What is Yvon Chouinard’s legacy?
“If you ask him — and I did — he would say that he did his best, but that it’s totally imperfect," Gelles said. “He understands that at the end of the day, Patagonia is taking a toll on the environment that he’s trying to protect, and that’s the paradox ... that doesn’t have a neat and tidy answer.”
Gelles said he thinks Chouinard is disappointed that more companies have not yet come along with him on his corporate vision. Of course, it is not the easiest road for a business to take — limiting its impact, trying to sell fewer, but higher-quality items, to give back to the planet.
“It’s very hard for a company to snap its fingers and suddenly be just like Patagonia. I know other companies have (tried), because I hear the stories about companies that either worked with them directly or were inspired or influenced by them,” Gelles said. “Even with the best of intentions, it’s very hard for most companies to do it with the consistency that Patagonia has demonstrated.”
Chouinard laments that our society plays pickleball instead of tennis, rides e-bikes instead of pedal bikes or uses auto-belays at the climbing gym rather than ropes on rock.
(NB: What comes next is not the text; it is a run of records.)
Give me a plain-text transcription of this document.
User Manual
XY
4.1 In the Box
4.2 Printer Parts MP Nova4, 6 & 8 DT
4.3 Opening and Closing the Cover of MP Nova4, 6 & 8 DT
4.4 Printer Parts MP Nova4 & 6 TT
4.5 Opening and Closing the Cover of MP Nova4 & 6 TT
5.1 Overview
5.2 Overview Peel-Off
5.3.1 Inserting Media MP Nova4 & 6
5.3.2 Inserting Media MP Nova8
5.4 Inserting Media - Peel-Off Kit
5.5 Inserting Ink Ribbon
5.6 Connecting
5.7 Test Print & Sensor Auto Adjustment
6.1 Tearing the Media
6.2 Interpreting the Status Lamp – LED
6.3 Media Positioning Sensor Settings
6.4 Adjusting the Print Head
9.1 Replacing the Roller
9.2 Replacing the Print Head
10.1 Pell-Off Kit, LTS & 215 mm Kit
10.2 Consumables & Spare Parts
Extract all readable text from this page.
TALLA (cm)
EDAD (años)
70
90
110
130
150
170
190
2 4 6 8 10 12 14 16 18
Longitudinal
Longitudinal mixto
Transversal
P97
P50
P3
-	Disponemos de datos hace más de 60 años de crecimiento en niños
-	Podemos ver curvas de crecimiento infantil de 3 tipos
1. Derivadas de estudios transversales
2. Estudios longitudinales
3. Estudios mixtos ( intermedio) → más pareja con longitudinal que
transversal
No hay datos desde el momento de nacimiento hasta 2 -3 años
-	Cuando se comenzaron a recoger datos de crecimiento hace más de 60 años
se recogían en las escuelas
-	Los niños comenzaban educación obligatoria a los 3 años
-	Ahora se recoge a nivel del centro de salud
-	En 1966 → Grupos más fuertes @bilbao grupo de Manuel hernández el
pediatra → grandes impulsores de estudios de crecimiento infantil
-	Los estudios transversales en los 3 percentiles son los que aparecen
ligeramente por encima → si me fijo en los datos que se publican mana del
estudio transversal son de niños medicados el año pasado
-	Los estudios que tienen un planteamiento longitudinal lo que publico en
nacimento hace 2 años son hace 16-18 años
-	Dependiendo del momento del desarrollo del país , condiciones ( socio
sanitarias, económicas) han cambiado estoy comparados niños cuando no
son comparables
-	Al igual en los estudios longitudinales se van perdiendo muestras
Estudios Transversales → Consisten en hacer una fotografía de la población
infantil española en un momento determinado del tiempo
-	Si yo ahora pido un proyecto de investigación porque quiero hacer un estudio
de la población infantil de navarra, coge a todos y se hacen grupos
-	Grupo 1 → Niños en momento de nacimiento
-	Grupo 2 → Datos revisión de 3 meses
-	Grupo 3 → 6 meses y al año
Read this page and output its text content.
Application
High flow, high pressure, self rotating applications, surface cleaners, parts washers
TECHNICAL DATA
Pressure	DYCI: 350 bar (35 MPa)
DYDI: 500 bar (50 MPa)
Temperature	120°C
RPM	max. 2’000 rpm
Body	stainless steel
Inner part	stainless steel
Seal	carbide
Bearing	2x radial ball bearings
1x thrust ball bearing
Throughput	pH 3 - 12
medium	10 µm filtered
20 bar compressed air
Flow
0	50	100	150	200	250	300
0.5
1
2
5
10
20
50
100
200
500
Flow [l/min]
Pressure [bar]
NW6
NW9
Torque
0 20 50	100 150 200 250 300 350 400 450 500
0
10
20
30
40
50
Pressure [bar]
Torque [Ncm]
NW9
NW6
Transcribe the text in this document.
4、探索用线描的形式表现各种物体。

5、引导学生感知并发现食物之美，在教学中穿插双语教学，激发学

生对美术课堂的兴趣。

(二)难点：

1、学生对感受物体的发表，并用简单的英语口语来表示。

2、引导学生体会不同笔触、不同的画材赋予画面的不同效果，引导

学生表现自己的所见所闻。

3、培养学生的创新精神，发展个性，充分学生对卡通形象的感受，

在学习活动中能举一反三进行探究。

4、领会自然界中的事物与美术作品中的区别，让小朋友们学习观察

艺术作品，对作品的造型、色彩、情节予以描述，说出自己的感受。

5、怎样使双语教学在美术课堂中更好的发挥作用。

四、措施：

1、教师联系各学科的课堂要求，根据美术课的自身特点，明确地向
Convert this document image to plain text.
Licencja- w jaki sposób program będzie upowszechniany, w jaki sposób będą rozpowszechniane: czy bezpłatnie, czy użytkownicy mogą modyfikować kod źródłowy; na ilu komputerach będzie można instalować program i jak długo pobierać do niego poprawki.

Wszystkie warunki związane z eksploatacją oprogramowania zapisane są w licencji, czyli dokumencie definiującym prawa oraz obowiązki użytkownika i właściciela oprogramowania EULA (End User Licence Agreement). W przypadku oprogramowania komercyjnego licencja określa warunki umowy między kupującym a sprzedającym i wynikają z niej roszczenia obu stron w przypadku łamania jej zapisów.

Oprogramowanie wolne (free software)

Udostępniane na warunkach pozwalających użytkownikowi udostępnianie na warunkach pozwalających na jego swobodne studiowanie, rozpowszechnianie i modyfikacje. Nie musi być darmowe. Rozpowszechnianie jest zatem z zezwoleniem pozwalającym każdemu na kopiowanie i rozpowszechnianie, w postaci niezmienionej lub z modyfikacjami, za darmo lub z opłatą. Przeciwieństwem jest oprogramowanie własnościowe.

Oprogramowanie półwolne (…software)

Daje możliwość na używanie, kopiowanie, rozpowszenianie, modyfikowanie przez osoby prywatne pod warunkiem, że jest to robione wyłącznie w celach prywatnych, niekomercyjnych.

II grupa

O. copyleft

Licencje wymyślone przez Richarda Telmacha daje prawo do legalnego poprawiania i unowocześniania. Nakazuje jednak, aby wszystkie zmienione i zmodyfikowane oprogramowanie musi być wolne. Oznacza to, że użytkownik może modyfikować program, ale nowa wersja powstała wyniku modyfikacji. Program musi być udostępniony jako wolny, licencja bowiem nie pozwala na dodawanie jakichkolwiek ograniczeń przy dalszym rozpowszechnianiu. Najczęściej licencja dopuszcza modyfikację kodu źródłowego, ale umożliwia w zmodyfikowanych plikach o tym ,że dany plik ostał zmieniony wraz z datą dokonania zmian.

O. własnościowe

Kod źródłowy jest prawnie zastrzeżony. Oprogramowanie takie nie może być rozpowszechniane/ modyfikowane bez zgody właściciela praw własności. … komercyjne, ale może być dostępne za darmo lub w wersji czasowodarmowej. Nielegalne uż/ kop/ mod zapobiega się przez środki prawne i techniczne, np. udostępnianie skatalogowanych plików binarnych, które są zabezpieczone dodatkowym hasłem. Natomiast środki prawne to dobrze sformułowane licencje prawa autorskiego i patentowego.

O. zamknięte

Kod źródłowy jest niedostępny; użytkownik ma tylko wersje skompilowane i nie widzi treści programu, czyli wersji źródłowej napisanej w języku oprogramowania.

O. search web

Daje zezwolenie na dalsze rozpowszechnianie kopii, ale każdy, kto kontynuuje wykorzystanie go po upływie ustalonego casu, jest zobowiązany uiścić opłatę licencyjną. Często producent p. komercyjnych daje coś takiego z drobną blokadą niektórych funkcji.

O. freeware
He’s frustrated, Gelles said, but more broadly “disappointed in humanity for our continued disregard for the planet and our continued insatiable materialism.”
At the same time, Gelles said he believes that Chouinard is “pretty at peace,” grumpy and cantankerous as the man may be. “When you find him in the quiet moments — alone on a river or at home in the kitchen — there’s a deep sense of contentment."
That is probably because, when you assess whether or not he lived up to his stated goals, Patagonia and Chouinard have done a pretty good job.
And whether everyone agrees with Chouinard’s vision of conservation and the way humans should interact with planet Earth, Gelles believes that Chouinard’s — and Patagonia’s — consistency staying true to his values is deeply relatable and impressive.
“That is what I hope is the takeaway: that everyone who works, every company, can find their own ways to identify what they care about and do their best to live in accordance with those values, even if it means sacrificing some profits, even if it means sacrificing some growth,“ Gelles said.
“There’s nothing illegal about that. Companies make choices every day. They make choices about what they care about, what they prioritize. Not every company can be Patagonia, but every company has the opportunity to try to move things in the right direction.”